Since the breakup of the Soviet Union in 1991, one of the most remarkable results has been a resurgence in aeromanufacturing within the Russian Federation. Russia has revamped its aircraft industry, consolidating private and state-owned entities — including renowned brands MiG, Tupolev, Ilyushin, Sukhoi and Beriev — under the umbrella of the United Aircraft Corp. (UAC, Moscow). The aircraft conglomerate’s stated strategic goal is to control 10 percent of the world civil aviation market, gain parity with world-level production efficiency by 2025, close the technology gap with other aeromanufacturers and boost high-tech R&D and innovation for the Russian economy. UAC has gathered eight aircraft manufacturing plants, three design bureaus, the Gromov Flight Research Institute and several new technology centers of excellence, including Moscow-based Scientific and Production Corp., Irkut and AeroComposit.

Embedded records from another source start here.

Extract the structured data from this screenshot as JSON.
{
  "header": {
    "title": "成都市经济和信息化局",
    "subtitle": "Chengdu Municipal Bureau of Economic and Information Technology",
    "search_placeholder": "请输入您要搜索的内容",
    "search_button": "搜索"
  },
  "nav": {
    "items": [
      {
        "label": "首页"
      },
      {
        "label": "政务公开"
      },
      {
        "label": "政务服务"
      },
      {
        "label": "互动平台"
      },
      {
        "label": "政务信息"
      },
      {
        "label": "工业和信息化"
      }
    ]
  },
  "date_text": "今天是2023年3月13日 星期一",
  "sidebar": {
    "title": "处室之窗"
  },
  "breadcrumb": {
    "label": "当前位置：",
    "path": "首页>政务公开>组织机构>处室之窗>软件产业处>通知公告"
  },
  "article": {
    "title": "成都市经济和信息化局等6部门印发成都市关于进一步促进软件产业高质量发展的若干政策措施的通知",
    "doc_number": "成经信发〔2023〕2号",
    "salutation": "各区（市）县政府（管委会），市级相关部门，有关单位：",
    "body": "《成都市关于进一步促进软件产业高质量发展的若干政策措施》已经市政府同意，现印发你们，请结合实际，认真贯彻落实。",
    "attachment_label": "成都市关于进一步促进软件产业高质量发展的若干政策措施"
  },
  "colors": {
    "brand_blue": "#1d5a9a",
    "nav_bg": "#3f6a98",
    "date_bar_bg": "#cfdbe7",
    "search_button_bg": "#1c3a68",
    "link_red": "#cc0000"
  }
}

AeroComposit is currently in the renaissance spotlight. Its factory in Kazan, Tatarstan has  already started to produce composite moveable wing components and control surfaces (including air brakes, spoilers, flaps and elevators) for the military Sukhoi Superjet SSJ-100 and is setting up for production of similar components for the new MS-21 single-aisle commercial transport aircraft. Meanwhile, its Ulyanovsk facility readies production for the MS-21 carbon fiber primary wing and wingbox structures — the first in a commercial airliner to be made using resin infusion (see "Resin-infused MS-21 wings and wingbox," under "Editor's Picks." at top right). AeroComposit is working in close cooperation with the Moscow-based aircraft OEM, Irkut.